Я опасаюсь, что моего «Арбенина» снова не пропустили, и этой мысли подало повод твое молчание. Но об этом будет!

Также я боюсь, что лошадей моих не продали и что они тебя затрудняют. Если бы ты об этом раньше написал, то я бы прислал денег для прокормления их и людей, и потом если они не продадутся, то я отсюда не возьму столько лошадей, сколько намереваюсь. Пожалуста, отвечай, как получишь.

Объявляю тебе еще новость: летом бабушка переезжает жить в Петербург*, т. е. в июне месяце. Я ее уговорил потому, что она совсем истерзалась, а денег же теперь много*, но я тебе объявляю, что мы всё-таки не расстанемся.

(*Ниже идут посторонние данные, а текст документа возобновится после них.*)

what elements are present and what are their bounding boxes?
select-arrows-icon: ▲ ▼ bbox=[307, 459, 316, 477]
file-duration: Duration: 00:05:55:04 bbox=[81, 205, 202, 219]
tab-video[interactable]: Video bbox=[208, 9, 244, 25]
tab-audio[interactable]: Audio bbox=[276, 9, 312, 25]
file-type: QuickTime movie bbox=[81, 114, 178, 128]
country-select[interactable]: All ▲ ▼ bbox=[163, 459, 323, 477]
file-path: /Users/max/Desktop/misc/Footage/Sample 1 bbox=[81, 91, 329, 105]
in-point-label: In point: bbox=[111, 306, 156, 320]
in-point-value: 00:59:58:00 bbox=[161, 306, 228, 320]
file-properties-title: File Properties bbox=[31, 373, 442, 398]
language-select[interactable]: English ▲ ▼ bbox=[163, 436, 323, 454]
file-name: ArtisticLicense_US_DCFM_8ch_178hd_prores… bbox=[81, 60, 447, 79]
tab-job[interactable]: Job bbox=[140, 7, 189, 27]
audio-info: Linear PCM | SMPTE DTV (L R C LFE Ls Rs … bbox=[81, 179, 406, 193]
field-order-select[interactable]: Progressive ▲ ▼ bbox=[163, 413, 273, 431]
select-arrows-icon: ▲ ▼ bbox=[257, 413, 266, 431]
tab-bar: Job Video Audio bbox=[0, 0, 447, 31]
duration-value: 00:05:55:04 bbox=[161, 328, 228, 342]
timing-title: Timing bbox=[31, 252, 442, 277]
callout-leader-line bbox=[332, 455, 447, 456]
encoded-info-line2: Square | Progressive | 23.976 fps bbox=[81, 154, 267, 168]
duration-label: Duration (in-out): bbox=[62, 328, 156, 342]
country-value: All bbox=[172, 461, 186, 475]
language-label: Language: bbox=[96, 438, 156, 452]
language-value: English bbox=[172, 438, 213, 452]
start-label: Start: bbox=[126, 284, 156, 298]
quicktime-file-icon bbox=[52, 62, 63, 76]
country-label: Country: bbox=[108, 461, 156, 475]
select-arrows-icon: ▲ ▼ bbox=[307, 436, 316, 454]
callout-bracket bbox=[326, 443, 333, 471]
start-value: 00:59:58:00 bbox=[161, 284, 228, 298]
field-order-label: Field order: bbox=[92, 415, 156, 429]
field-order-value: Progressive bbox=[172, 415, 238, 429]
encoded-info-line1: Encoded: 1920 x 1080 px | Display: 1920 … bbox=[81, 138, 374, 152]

Я тебе не описываю своего похождения в Москве в наказание за твою излишнюю скромность, — и хорошо, что вспомнил об наказании — сейчас кончу письмо (ты видишь из этого, как я еще добр и великодушен).

М. Лермонтов.

Арсеньевой Е. А., март-апрель 1836*

<Царское Село, конец марта-первая половина

апреля 1836 г.>

Милая бабушка.

Так как время вашего приезда подходит, то я уже ищу квартиру, и карету видел да высока; Прасковья Николавна Ахвердова* в маие сдает свой дом*, кажется, что будет для нас годиться, только всё далеко. — Лошади мои вышли, башкирки*, так сносны, что чуда, до Петербурга скачу — а приеду, они и не вспотели; а большими парой, особенно одной все любуются, — они так выправились, что ожидать нельзя было. — Лошадь у генерала я еще не купил, а уже говорил ему об этом, и он согласен. Посылаю вам в оригинале письмо Григорья Васильевича*, и я буду дожидаться вашего письма, что ему отвечать; признаюсь вам я без этого не знал бы, что и писать ему, — как вы рассудите: я боюсь наделать глупостей. — Скоро государь, говорят, переезжает в Царское Село — и нам начнется большая служба, и теперь я больше живу в Царском, в Петербурге нечего делать, — я там уж полторы недели не был; всё по службе идет хорошо — и я начинаю приучаться к царскосельской жизни.